Today the White House announced that women’s birth control is no longer guaranteed under the Affordable Care Act. If a woman works for an employer who has religious or moral (there’s a vague term if there every was one) objections, the employer can get exempted from providing birth control. This could have dramatic impact on particular areas of employment: hospitals, many managed by Catholic Church agencies, may claim the exemption, leaving their women employees without insured birth control. (I’m sure the insurance will continue to cover Viagra.)
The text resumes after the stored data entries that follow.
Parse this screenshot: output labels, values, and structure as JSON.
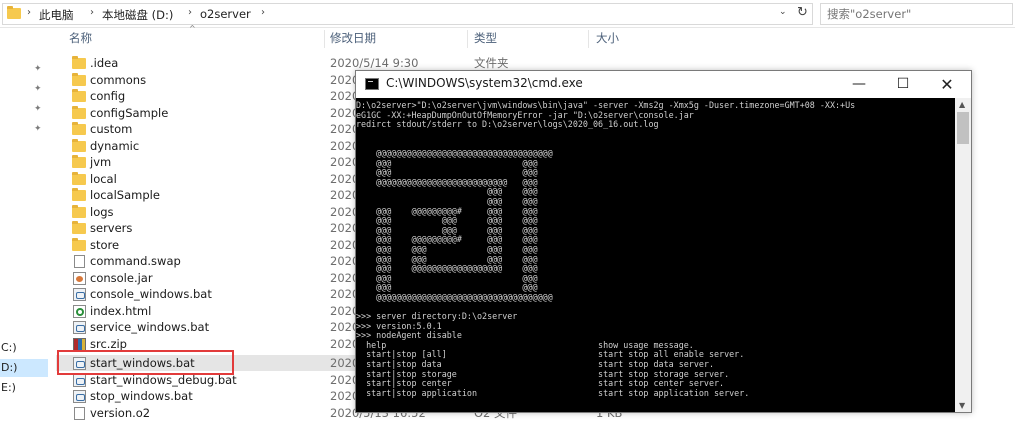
{
  "address_bar": {
    "breadcrumb": [
      "此电脑",
      "本地磁盘 (D:)",
      "o2server"
    ],
    "search_placeholder": "搜索\"o2server\""
  },
  "navigation": {
    "drives": [
      "C:)",
      "D:)",
      "E:)"
    ]
  },
  "columns": {
    "name": "名称",
    "date": "修改日期",
    "type": "类型",
    "size": "大小"
  },
  "files": [
    {
      "name": ".idea",
      "date": "2020/5/14 9:30",
      "type": "文件夹",
      "size": "",
      "icon": "folder"
    },
    {
      "name": "commons",
      "date": "2020",
      "type": "",
      "size": "",
      "icon": "folder"
    },
    {
      "name": "config",
      "date": "2020",
      "type": "",
      "size": "",
      "icon": "folder"
    },
    {
      "name": "configSample",
      "date": "2020",
      "type": "",
      "size": "",
      "icon": "folder"
    },
    {
      "name": "custom",
      "date": "2020",
      "type": "",
      "size": "",
      "icon": "folder"
    },
    {
      "name": "dynamic",
      "date": "2020",
      "type": "",
      "size": "",
      "icon": "folder"
    },
    {
      "name": "jvm",
      "date": "2020",
      "type": "",
      "size": "",
      "icon": "folder"
    },
    {
      "name": "local",
      "date": "2020",
      "type": "",
      "size": "",
      "icon": "folder"
    },
    {
      "name": "localSample",
      "date": "2020",
      "type": "",
      "size": "",
      "icon": "folder"
    },
    {
      "name": "logs",
      "date": "2020",
      "type": "",
      "size": "",
      "icon": "folder"
    },
    {
      "name": "servers",
      "date": "2020",
      "type": "",
      "size": "",
      "icon": "folder"
    },
    {
      "name": "store",
      "date": "2020",
      "type": "",
      "size": "",
      "icon": "folder"
    },
    {
      "name": "command.swap",
      "date": "2020",
      "type": "",
      "size": "",
      "icon": "file"
    },
    {
      "name": "console.jar",
      "date": "2020",
      "type": "",
      "size": "",
      "icon": "jar"
    },
    {
      "name": "console_windows.bat",
      "date": "2020",
      "type": "",
      "size": "",
      "icon": "bat"
    },
    {
      "name": "index.html",
      "date": "2020",
      "type": "",
      "size": "",
      "icon": "html"
    },
    {
      "name": "service_windows.bat",
      "date": "2020",
      "type": "",
      "size": "",
      "icon": "bat"
    },
    {
      "name": "src.zip",
      "date": "2020",
      "type": "",
      "size": "",
      "icon": "zip"
    },
    {
      "name": "start_windows.bat",
      "date": "2020",
      "type": "",
      "size": "",
      "icon": "bat"
    },
    {
      "name": "start_windows_debug.bat",
      "date": "2020",
      "type": "",
      "size": "",
      "icon": "bat"
    },
    {
      "name": "stop_windows.bat",
      "date": "2020",
      "type": "",
      "size": "",
      "icon": "bat"
    },
    {
      "name": "version.o2",
      "date": "2020/5/13 16:52",
      "type": "O2 文件",
      "size": "1 KB",
      "icon": "file"
    }
  ],
  "cmd_window": {
    "title": "C:\\WINDOWS\\system32\\cmd.exe",
    "minimize": "—",
    "maximize": "☐",
    "close": "✕",
    "output": "D:\\o2server>\"D:\\o2server\\jvm\\windows\\bin\\java\" -server -Xms2g -Xmx5g -Duser.timezone=GMT+08 -XX:+Us\neG1GC -XX:+HeapDumpOnOutOfMemoryError -jar \"D:\\o2server\\console.jar\nredirct stdout/stderr to D:\\o2server\\logs\\2020_06_16.out.log\n\n\n    @@@@@@@@@@@@@@@@@@@@@@@@@@@@@@@@@@@\n    @@@                          @@@\n    @@@                          @@@\n    @@@@@@@@@@@@@@@@@@@@@@@@@@   @@@\n                          @@@    @@@\n                          @@@    @@@\n    @@@    @@@@@@@@@#     @@@    @@@\n    @@@          @@@      @@@    @@@\n    @@@          @@@      @@@    @@@\n    @@@    @@@@@@@@@#     @@@    @@@\n    @@@    @@@            @@@    @@@\n    @@@    @@@            @@@    @@@\n    @@@    @@@@@@@@@@@@@@@@@@    @@@\n    @@@                          @@@\n    @@@                          @@@\n    @@@@@@@@@@@@@@@@@@@@@@@@@@@@@@@@@@@\n\n>>> server directory:D:\\o2server\n>>> version:5.0.1\n>>> nodeAgent disable\n  help                                          show usage message.\n  start|stop [all]                              start stop all enable server.\n  start|stop data                               start stop data server.\n  start|stop storage                            start stop storage server.\n  start|stop center                             start stop center server.\n  start|stop application                        start stop application server."
  }
}
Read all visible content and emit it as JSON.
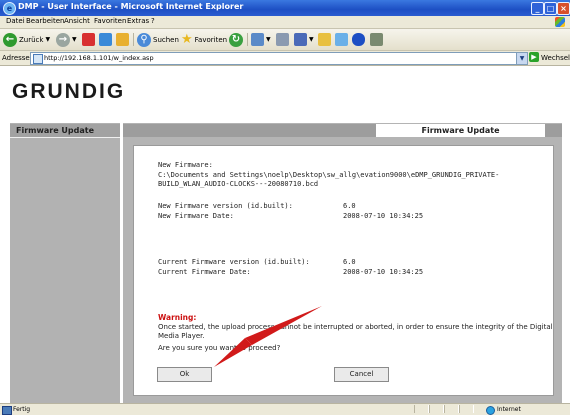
{
  "window": {
    "title": "DMP - User Interface - Microsoft Internet Explorer",
    "controls": {
      "minimize": "_",
      "maximize": "□",
      "close": "×"
    }
  },
  "menu": {
    "items": [
      "Datei",
      "Bearbeiten",
      "Ansicht",
      "Favoriten",
      "Extras",
      "?"
    ]
  },
  "toolbar": {
    "back_label": "Zurück",
    "search_label": "Suchen",
    "favorites_label": "Favoriten",
    "icons": [
      "back-icon",
      "forward-icon",
      "stop-icon",
      "refresh-icon",
      "home-icon",
      "search-icon",
      "favorites-icon",
      "history-icon",
      "mail-icon",
      "print-icon",
      "edit-icon",
      "folder-icon",
      "messenger-icon",
      "bluetooth-icon",
      "tools-icon"
    ]
  },
  "address": {
    "label": "Adresse",
    "url": "http://192.168.1.101/w_index.asp",
    "go_label": "Wechseln zu"
  },
  "page": {
    "logo": "GRUNDIG",
    "sidebar_title": "Firmware Update",
    "tab_title": "Firmware Update",
    "new_firmware": {
      "label": "New Firmware:",
      "path_line1": "C:\\Documents and Settings\\noelp\\Desktop\\sw_allg\\evation9000\\eDMP_GRUNDIG_PRIVATE-",
      "path_line2": "BUILD_WLAN_AUDIO-CLOCKS---20080710.bcd",
      "version_label": "New Firmware version (id.built):",
      "version_value": "6.0",
      "date_label": "New Firmware Date:",
      "date_value": "2008-07-10  10:34:25"
    },
    "current_firmware": {
      "version_label": "Current Firmware version (id.built):",
      "version_value": "6.0",
      "date_label": "Current Firmware Date:",
      "date_value": "2008-07-10  10:34:25"
    },
    "warning": {
      "title": "Warning:",
      "text": "Once started, the upload process cannot be interrupted or aborted, in order to ensure the integrity of the Digital Media Player.",
      "question": "Are you sure you want to proceed?"
    },
    "buttons": {
      "ok": "Ok",
      "cancel": "Cancel"
    }
  },
  "statusbar": {
    "text": "Fertig",
    "zone": "Internet"
  },
  "colors": {
    "titlebar": "#1d4fc4",
    "warning": "#cc1010",
    "annotation_arrow": "#d11a1a",
    "panel_gray": "#b4b4b4"
  }
}
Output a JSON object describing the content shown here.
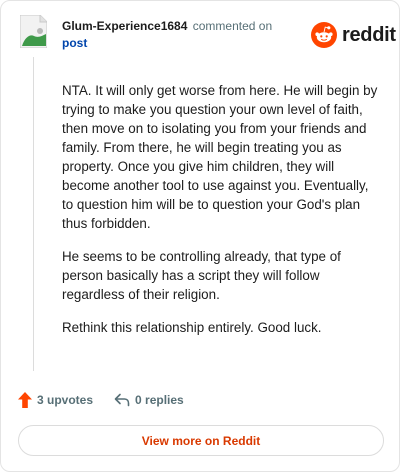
{
  "comment": {
    "author": "Glum-Experience1684",
    "action_text": "commented on",
    "target_link": "post",
    "paragraphs": [
      "NTA. It will only get worse from here. He will begin by trying to make you question your own level of faith, then move on to isolating you from your friends and family. From there, he will begin treating you as property. Once you give him children, they will become another tool to use against you. Eventually, to question him will be to question your God's plan thus forbidden.",
      "He seems to be controlling already, that type of person basically has a script they will follow regardless of their religion.",
      "Rethink this relationship entirely. Good luck."
    ],
    "upvotes_label": "3 upvotes",
    "replies_label": "0 replies"
  },
  "brand": {
    "wordmark": "reddit",
    "icon": "reddit-snoo-icon",
    "color": "#ff4500"
  },
  "footer": {
    "view_more_label": "View more on Reddit"
  },
  "colors": {
    "link": "#0045ac",
    "upvote": "#ff4500",
    "view_more": "#d93900",
    "muted": "#576f76"
  }
}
This is part of the ongoing war the Trump Administration is waging on women’s health rights. Many of the proposals for changes to health insurance would allow insurers to charge women higher rates than men since they have the “pre-existing condition” of being a woman. Add this to the attacks on women’s right to choose (the House passed a bill this week criminalizing abortion after the 20th week of pregnancy) and it’s clear that the goal of the Administration and the Republican majority is to “de-equalize” women.

Yesterday Attorney General Sessions issued a statement that the Justice Department does not consider discrimination against trans-gendered people as discrimination based on sex, and therefore they are not protected under Title VII of the 1964 Civil Rights Act. This continues to roll back  LGBTQ rights gained over the past two decades, as the Department now claims that the legal definition of gender is “biological” only. Taken to its logical conclusion, discrimination based on “gender-identification,” and potentially sexual preference as well, will no longer be considered a “civil right” by the US Government.

This week the Justice Department also filed a brief supporting the right of a business to deny service to folks who do meet their approved sexual preference. This was the case of the baker who didn’t want to make a cake for a gay wedding, but it isn’t too far a reach to see this legal precedent rolling into all sorts of public life. This is the kind of discrimination that Martin Luther King and the Civil Rights movement of the 1960’s “sat in” to end: Attorney General (Jefferson Beauregard) Session has allowed its return.

And finally, the President himself clearly demonstrated his own prejudices this week in his “disaster” appearances. In Puerto Rico, the President complained about the cost of rebuilding, he questioned the willingness of Puerto Ricans to work, and he did little more than congratulate the Federal employees on their efforts. He failed to show empathy, and even made light of the shortages (tossing a few rolls of paper towels out.)

In contrast, in Las Vegas he went to the hospitals, he talked to the survivors and the first responders: he was clearly more comfortable among “his” people.  The difference: a President who is ill at ease among Hispanics, but “just fine” in the remains of a Vegas “country concert.” One wonders whether he would have been so quick to sympathize if the concert had been “Life is Beautiful” or “Lallapalooza” (not so much his base.)

So while we wait for the answers about the legitimacy of the Trump Presidency, remember that the work of the Alt-Right goes on, making Americans less equal. It is the tremendous price we pay for the results of last year: we are surrounded by “clouds of hate.”